I’ve only had it once before, and I hadn’t remembered how awful it can be. It’s taken a good two weeks to get over the worst of it, and in the process I’ve had to miss a great weekend of gaming in Burton with a couple of very good friends, Simon Gaudin and Craig Ambler. Best laid plans and so forth – but all the same, I was deeply sorry I had to miss the weekend.
Laid up in bed, there’ve been few high spots of the last couple of weeks in wargaming terms. There’s not much you can do with the ‘flu other than lie in bed, as I am sure many of you know through similarly wretched experiences. However, over the last week things have been getting back to normal and I’ve been working (very slowly) on my pictish warband. More of that in the weeks to come.

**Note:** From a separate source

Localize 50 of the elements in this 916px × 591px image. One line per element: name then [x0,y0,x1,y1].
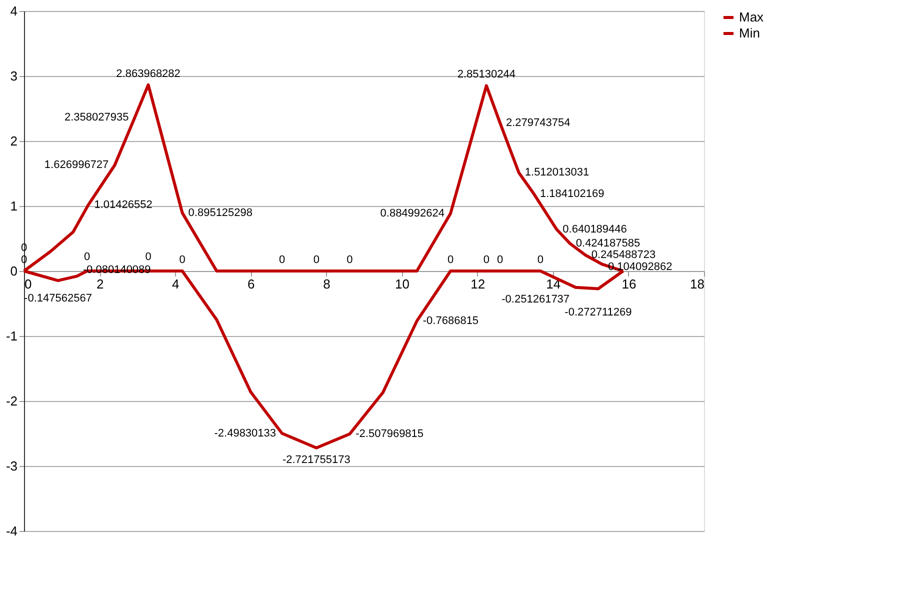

I also finally managed to concentrate on a couple of books I’ve been saving for a while. One of them is Thomas Wictor’s “German Assault Troops of World War I”. This is a very lavish reference work, written by a very prominent contributor to various Great War online forums and follows his very well received first book on “German Flamethrower Pioneers of World War I”. I thought I'd take the oportunity to review it here.
As you may already have guessed, we are in somewhat specialized territory here, focusing on a numerically small but well-known part of the Kaiser’s Army. There have been a number of reputable and respected books on the evolution of the German stosstruppen in the Great War, focusing on the history and use of these formations. But few works have drawn together the volume of original photographs, extracts from contemporary military manuals and small-unit level tactical insights as Mr Wictor’s book has done. I therefore think that there’s a worthy place on the shelf for “German Assault Troops of World War I”, filling a niche that isn’t really covered by the other standard works by Professor Gudmundsson, Dr Samuels and Dr Bull.

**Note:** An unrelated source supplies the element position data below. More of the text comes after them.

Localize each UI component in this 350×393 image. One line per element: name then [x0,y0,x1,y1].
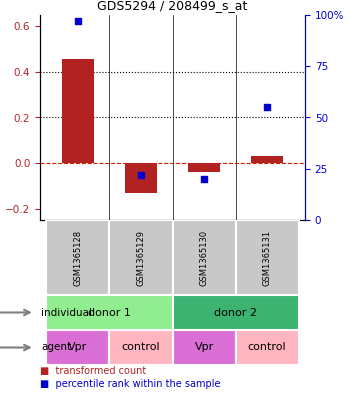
Text: ■  percentile rank within the sample: ■ percentile rank within the sample [40,379,220,389]
Point [264,104,270,110]
Text: agent: agent [41,343,71,353]
Bar [173,220,236,295]
Text: donor 2: donor 2 [214,307,257,318]
Bar [110,330,173,365]
Bar [46,330,110,365]
Text: GSM1365131: GSM1365131 [262,230,272,286]
Point [138,172,144,178]
Text: GSM1365128: GSM1365128 [74,230,82,286]
Bar [251,156,283,163]
Bar [173,330,236,365]
Title: GDS5294 / 208499_s_at: GDS5294 / 208499_s_at [97,0,248,13]
Bar [62,59,94,163]
Bar [188,163,220,172]
Text: GSM1365130: GSM1365130 [199,230,209,286]
Bar [173,295,299,330]
Text: donor 1: donor 1 [88,307,131,318]
Text: Vpr: Vpr [194,343,214,353]
Point [201,176,207,182]
Text: ■  transformed count: ■ transformed count [40,366,146,376]
Text: GSM1365129: GSM1365129 [136,230,146,285]
Bar [46,295,173,330]
Text: individual: individual [41,307,92,318]
Text: control: control [122,343,160,353]
Bar [110,220,173,295]
Bar [46,220,110,295]
Bar [125,163,157,193]
Bar [236,330,299,365]
Text: Vpr: Vpr [68,343,88,353]
Point [75,18,80,24]
Bar [236,220,299,295]
Text: control: control [248,343,286,353]
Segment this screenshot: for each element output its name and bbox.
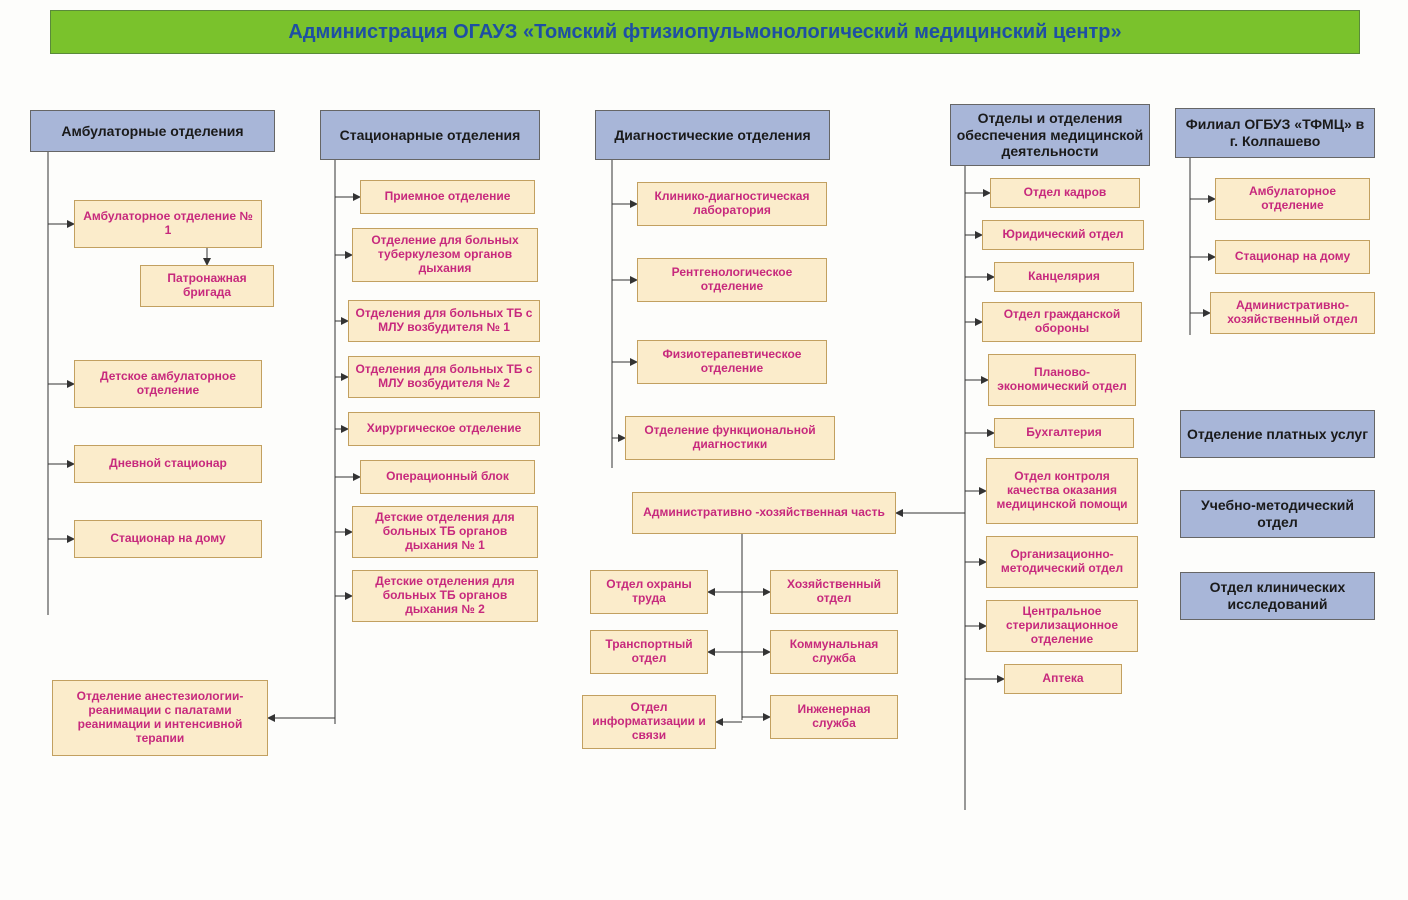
c3i4: Отделение функциональной диагностики (625, 416, 835, 460)
c5i3: Административно-хозяйственный отдел (1210, 292, 1375, 334)
col4-header: Отделы и отделения обеспечения медицинск… (950, 104, 1150, 166)
c2i8: Детские отделения для больных ТБ органов… (352, 570, 538, 622)
sh2: Учебно-методический отдел (1180, 490, 1375, 538)
c4i7: Отдел контроля качества оказания медицин… (986, 458, 1138, 524)
c2i4: Отделения для больных ТБ с МЛУ возбудите… (348, 356, 540, 398)
c4i5: Планово-экономический отдел (988, 354, 1136, 406)
col3-header: Диагностические отделения (595, 110, 830, 160)
title-banner: Администрация ОГАУЗ «Томский фтизиопульм… (50, 10, 1360, 54)
c4i2: Юридический отдел (982, 220, 1144, 250)
ls2: Транспортный отдел (590, 630, 708, 674)
rs1: Хозяйственный отдел (770, 570, 898, 614)
col5-header: Филиал ОГБУЗ «ТФМЦ» в г. Колпашево (1175, 108, 1375, 158)
c2i5: Хирургическое отделение (348, 412, 540, 446)
c1i2: Патронажная бригада (140, 265, 274, 307)
c2i3: Отделения для больных ТБ с МЛУ возбудите… (348, 300, 540, 342)
col1-header: Амбулаторные отделения (30, 110, 275, 152)
sh3: Отдел клинических исследований (1180, 572, 1375, 620)
adminpart: Административно -хозяйственная часть (632, 492, 896, 534)
org-chart-canvas: Администрация ОГАУЗ «Томский фтизиопульм… (0, 0, 1408, 900)
c5i1: Амбулаторное отделение (1215, 178, 1370, 220)
col2-header: Стационарные отделения (320, 110, 540, 160)
c3i2: Рентгенологическое отделение (637, 258, 827, 302)
rs3: Инженерная служба (770, 695, 898, 739)
ls1: Отдел охраны труда (590, 570, 708, 614)
rs2: Коммунальная служба (770, 630, 898, 674)
c5i2: Стационар на дому (1215, 240, 1370, 274)
c4i3: Канцелярия (994, 262, 1134, 292)
c4i8: Организационно-методический отдел (986, 536, 1138, 588)
ls3: Отдел информатизации и связи (582, 695, 716, 749)
c4i1: Отдел кадров (990, 178, 1140, 208)
c1i5: Стационар на дому (74, 520, 262, 558)
c4i9: Центральное стерилизационное отделение (986, 600, 1138, 652)
c3i1: Клинико-диагностическая лаборатория (637, 182, 827, 226)
c2i2: Отделение для больных туберкулезом орган… (352, 228, 538, 282)
sh1: Отделение платных услуг (1180, 410, 1375, 458)
c4i10: Аптека (1004, 664, 1122, 694)
c4i4: Отдел гражданской обороны (982, 302, 1142, 342)
c2i7: Детские отделения для больных ТБ органов… (352, 506, 538, 558)
c1i4: Дневной стационар (74, 445, 262, 483)
c2i1: Приемное отделение (360, 180, 535, 214)
c2i6: Операционный блок (360, 460, 535, 494)
c1i3: Детское амбулаторное отделение (74, 360, 262, 408)
c4i6: Бухгалтерия (994, 418, 1134, 448)
anesth: Отделение анестезиологии-реанимации с па… (52, 680, 268, 756)
c3i3: Физиотерапевтическое отделение (637, 340, 827, 384)
c1i1: Амбулаторное отделение № 1 (74, 200, 262, 248)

The obvious drawback with the book is the price. As a very limited edition, the price of £55 is certainly steep, although you do get a very handsome hardbacked volume with 320 pages of genuinely new (at least to me) information and photographs. I was lucky enough to have an Amazon voucher for my birthday, which helped with the cost, but I would recommend the book for anyone interested in the subject or interested in more than the commonly available background works on the stosstruppen of the Great War.
All in all, an excellent book, if a little expensive. For those interested in the subject, a clear 5 out of 5 star-shells, with a strong recommendation for those building stosstrupp forces in 28mm.
There are some absences in the book, but these can mainly be supplemented with the other standard works on stormtroopers. One possible omission remains the interaction between the reality of wartime stormtroop operations and the immediate post-war Weimar period. I’ve been curious for some time as to the extent that a clear lineage can be traced from the stosstrupps of the Imperial German Army to the Freikorps which formed in early Weimer Germany. I’ve also thought that a study of the representation (and misrepresentation) of stormtroopers in literature, art, and propaganda in Weimar Germany would be a great subject for a book. Sadly, we’ll need to wait a little longer for such a volume. In the meantime, “German Assault Troops of World War I” should keep me busy.